The convective environment was very conducive for the development of intense severe storms, as both very high instability and deep-layer shear overlapped together to the immediate north of the Alpine rim. Numerous supercells were ongoing since mid-afternoon, gain intensity and grow upscale towards the evening hours.
According to the meteorologist speaking on Czech TV, this tornado is the strongest in the Czech Republic’s history. The estimated intensity has likely reached the F3-F4 scale. That means that winds could have reached up to 267-322 km/h (165-200 mph).
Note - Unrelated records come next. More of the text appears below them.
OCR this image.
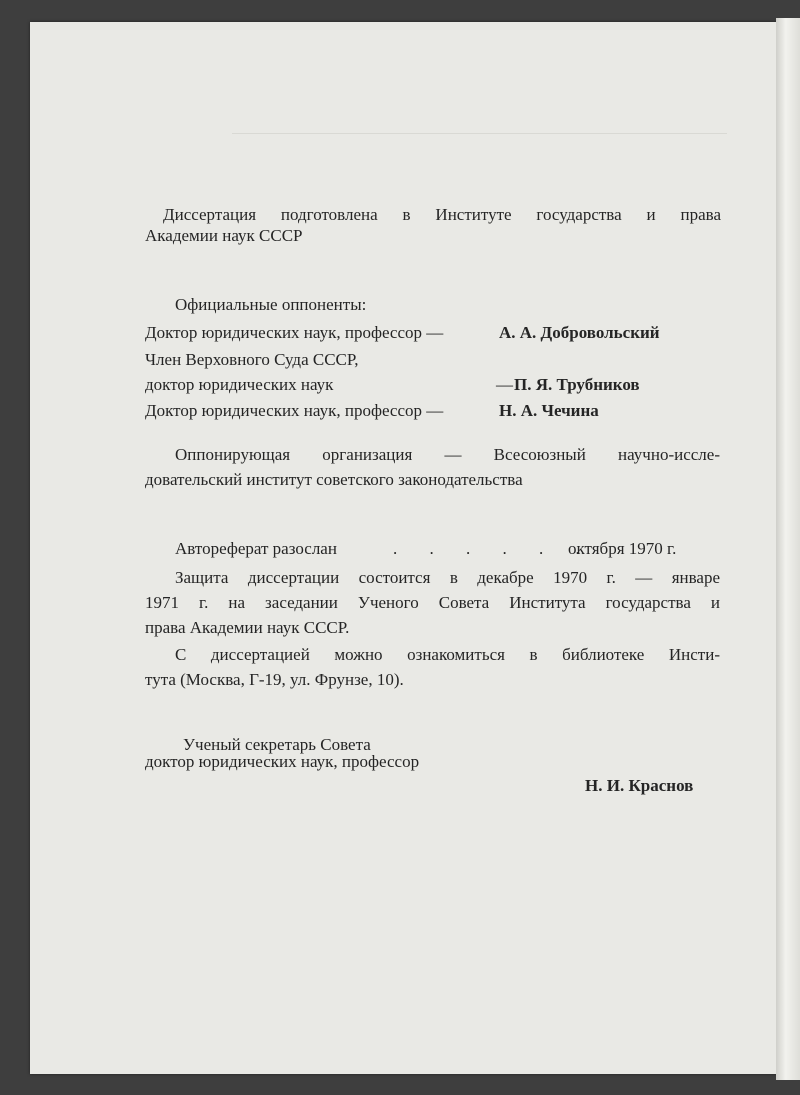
Диссертация подготовлена в Институте государства и права
Академии наук СССР
Официальные оппоненты:
Доктор юридических наук, профессор —	А. А. Добровольский
Член Верховного Суда СССР,
доктор юридических наук	— П. Я. Трубников
Доктор юридических наук, профессор —	Н. А. Чечина
Оппонирующая организация — Всесоюзный научно-иссле-
довательский институт советского законодательства
Автореферат разослан	. . . . . .
октября 1970 г.
Защита диссертации состоится в декабре 1970 г. — январе
1971 г. на заседании Ученого Совета Института государства и
права Академии наук СССР.
С диссертацией можно ознакомиться в библиотеке Инсти-
тута (Москва, Г-19, ул. Фрунзе, 10).
Ученый секретарь Совета
доктор юридических наук, профессор
Н. И. Краснов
Above: Structural damage in village Moravská Nová Ves. Credits: Stanislava Hrabcová
Besides the tornado, very large hail up to the size of tennis balls struck several towns and villages including Hodonin. Severe damage was also reported to the retirement home and the local zoo in Hodonin.
Above: Giant hail in Hodonin. Credits: Ajuška Dvorakova
The tornado has also caused extensive power outages and traffic disruptions due to numerous and widespread fallen trees and power lines along the major motorway connecting Prague with the Slovakian capital Bratislava. The motorway has been closed with numerous vehicles trapped inside the damaged path for several hours.
Some video footage from the Hodonin region shared on the social networks showed numerous destroyed buildings and overturned cars, snapped tree stumps including several fires with thick black smoke.
Here are some image and video material of the Hodonin tornado by local residents:
- View of the supercell storm over Hodonin
- Distant view #1
- Distant view #2
- Distant view #3
- Extremely close range video
Earlier on Thursday, a severe thunderstorm outbreak was also producing severe weather, with very large hail and even a tornado in Poland. See below:
How rare are tornadoes in Europe?
On average, about 300 and 500 tornado reports are collected into the European Severe Weather Database – ESWD – every year. Those also include waterspouts that are being reported most often across the Mediterranean Sea, as well as North and Baltic Seas, and the Black Sea.
While there is quite a good track of tornado reports in the last decade, many tornadoes still get unreported as they hit sparsely populated rural areas.
The Mediterranean region has the annual maximum in autumn and winter month, while most of continental Europe sees the maximum of tornado reports in the summer months. Italy and Greece see the highest tornado activity, thanks to the warm Mediterranean Sea.
There are also quite a high number of fatalities caused by tornadoes in Europe, estimated to be between 10 and 15 on average each year. Most fatalities come from the F2/F3 or stronger tornadoes.
The European Severe Storms Laboratory has tweeted on Thursday: From 2010 until 2020, 3827 tornadoes have occurred over land in and around Europe. 329 of them were strong (F2 or higher), 28 intense (F3 or higher), and 2 violent (F4 or F5). The deadliest tornado since 1950 occurred in Ivanovo, Russia (9 June 1984) with 69 fatalities.
Above: Tornadoes in Europe between 1950 and 2020. Credits: ESSL
Read more about tornado climatology in Europe: A Climatology of Tornadoes in Europe: Results from the European Severe Weather Database
IMPORTANT: This is a breaking news report, so more details will be added as they appear in the coming hours.